Britain’s Monarch and Germany’s Air Berlin both went bust last year, but the process was very different.
Air Berlin was able to keep flying for just over two months thanks to a government bridge loan while it sought buyers for its operations, but Monarch’s right to fly was withdrawn immediately, leaving thousands of passengers stranded and staff abruptly out of work.
The International Air Transport Association (IATA) said there should be a “reasonable timeframe” within which airlines could continue operating after entering insolvency to allow more passengers to complete their journeys.
“It is up to member states to look at ways to better manage a bankruptcy,” Monique de Smet, Director EU Affairs at IATA, told Reuters on Friday.
The European travel agents and tour operators’ association last month said the EU Commission should introduce a mandatory mechanism to protect passengers against airline failure, with the cost borne by airlines and included in ticket prices.
Meanwhile, the UK has launched a review of consumer protection in the event of an airline or travel company failure in the wake of the Monarch collapse.
IATA says a rescue fund is not necessary and would distort competition, highlighting that its members in Europe already have a voluntary agreement to offer rescue fares to those needing to return home.
“This was used a lot with the Monarch case.

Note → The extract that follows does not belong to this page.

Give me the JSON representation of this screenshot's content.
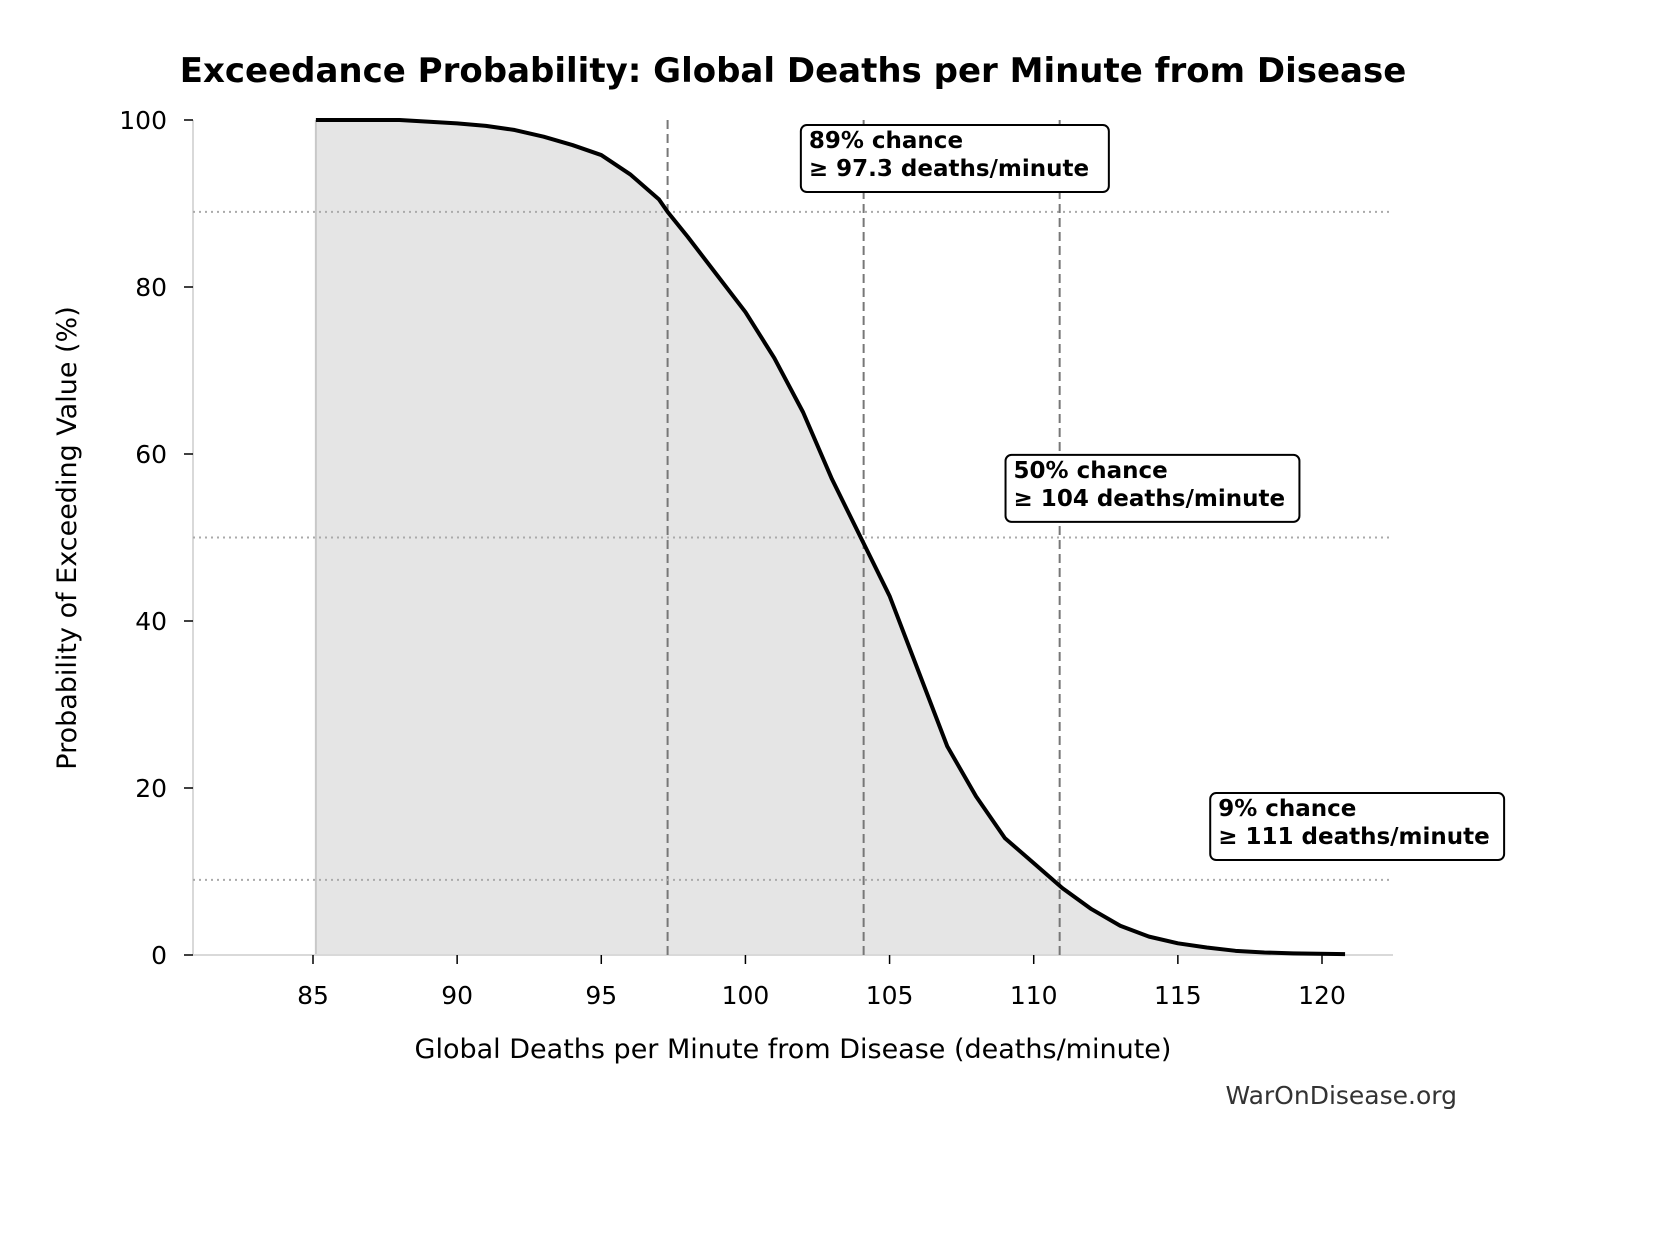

If passengers are stranded again tomorrow, we already have a tool that works well,” de Smet said, adding that buying tickets with credit cards also offered protection.
Repatriating more than 100,000 Monarch passengers is estimated to have cost the British government about 60 million pounds ($83 million). The German government loan that kept Air Berlin flying for two months was for 150 million euros ($184 million).
That loan was due to be repaid from the proceeds of the sale of Air Berlin’s operations. However, after Lufthansa pulled out of a deal to buy its Niki unit, that money seems unlikely to be repaid in full, which has led to criticism of the government’s decision to award the loan from opposition politicians.